At this point all I wanted to do in the world was yell an obscenity at her the way Ron Moss did the other day. There is this halo around me today because I did not. I walked away.

Mean ushers are the worst!! And they are everywhere. You run into them at Shea's, too. The mean usher is cousin to the guy who stands in the street when there is a race going on and tells you that you cannot drive here or there. They are volunteers and in return for volunteering they have been handed authority. And the more important they think you are, the more pleasure they take in thwarting you.

Being nice to them does not help. That is the part that really kills me. I usually try to be nice to people. I hate it when it is thrown back in my face.
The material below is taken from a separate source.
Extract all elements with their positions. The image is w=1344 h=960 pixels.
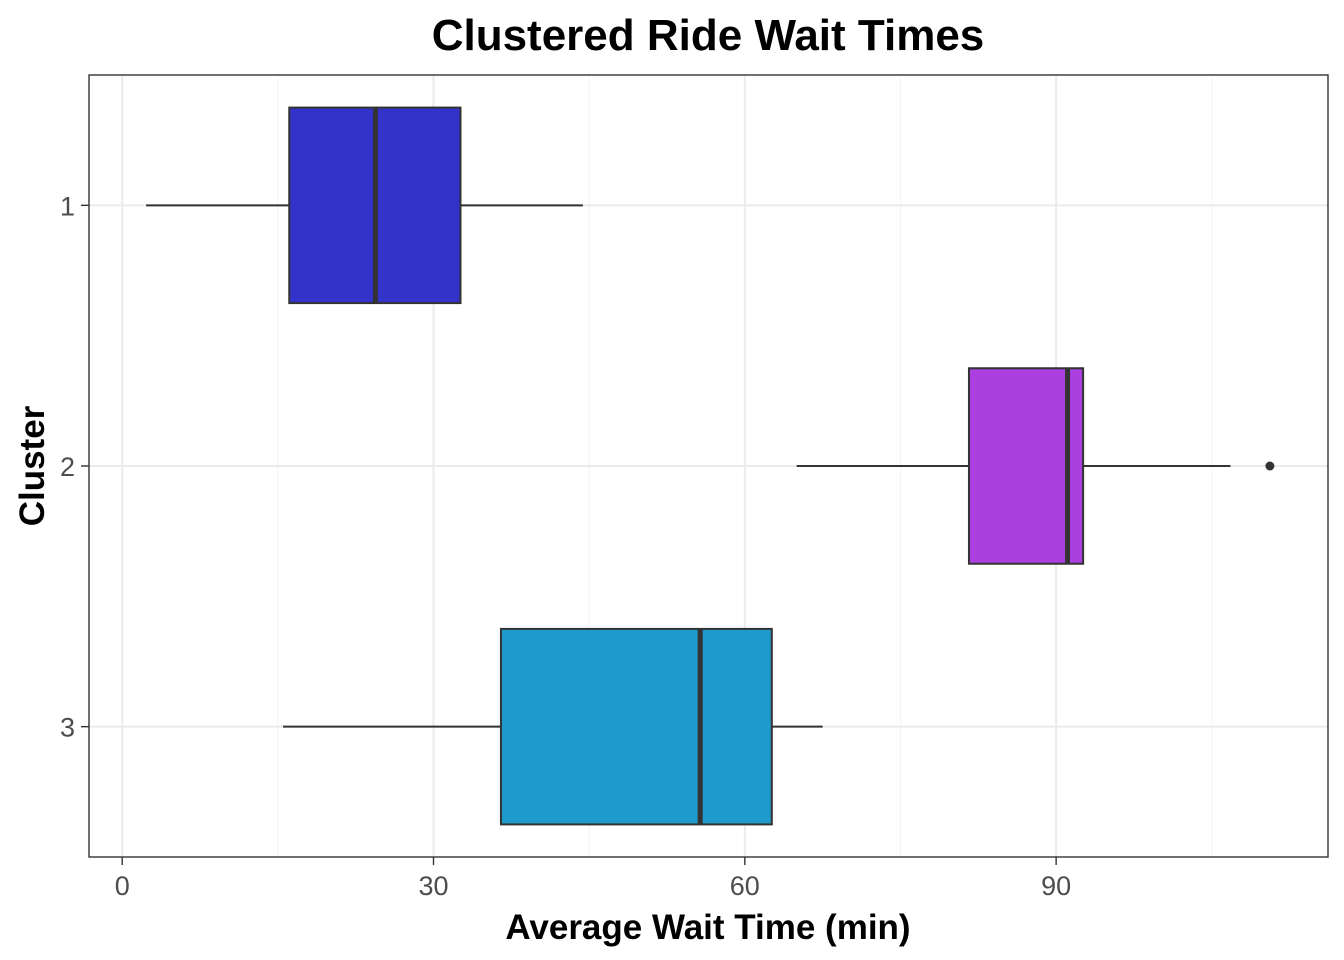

On the bright side, I cooked a masterful picnic for my Artpark visit lastnight. My friend Lizzie went with me. Lizzie is a prison guard at a big, bad house in the Finger Lakes. (No, in answer to your question, I have no normal friends.)

I made this Moroccan chicken tagine out of this glitzy Williams-Sonoma cookbook I have. There was a time I bought all these coffee table cookbooks at Waldenbooks downtown. They would cheer me up in the middle of dreary workdays. While other people display these books, I actually cook out of them. They are all slopped up and stained.

This Moroccan stew called for a gigantic amount -- a tablespoon and a half -- of this spice called sumac that I have never used. I was thrilled for a chance to use this sumac! ! I bought it at the Broadway Market a few months ago for no reason at all other than the spice lady, Cheri, told me that it had a very interesting taste and there was no other spice like it. Cheri has never steered me wrong so I knew I would use this sumac someday. Yesterday was that day.

The stew also called for sesame seeds, not ground up, and a big eggplant, which I had just picked up at Guercio's. To go with it I made North African couscous, out of "Moosewood Cooks At Home," and steamed green beans, which are just about the only green vegetable I can eat these days with this metal in my mouth. And Lizzie praised my picnic!! I love that. I hate when you pack up a picnic and go through all this trouble and no one compliments you. That happens.

When it does, it is almost as irritating as a mean usher. But not quite.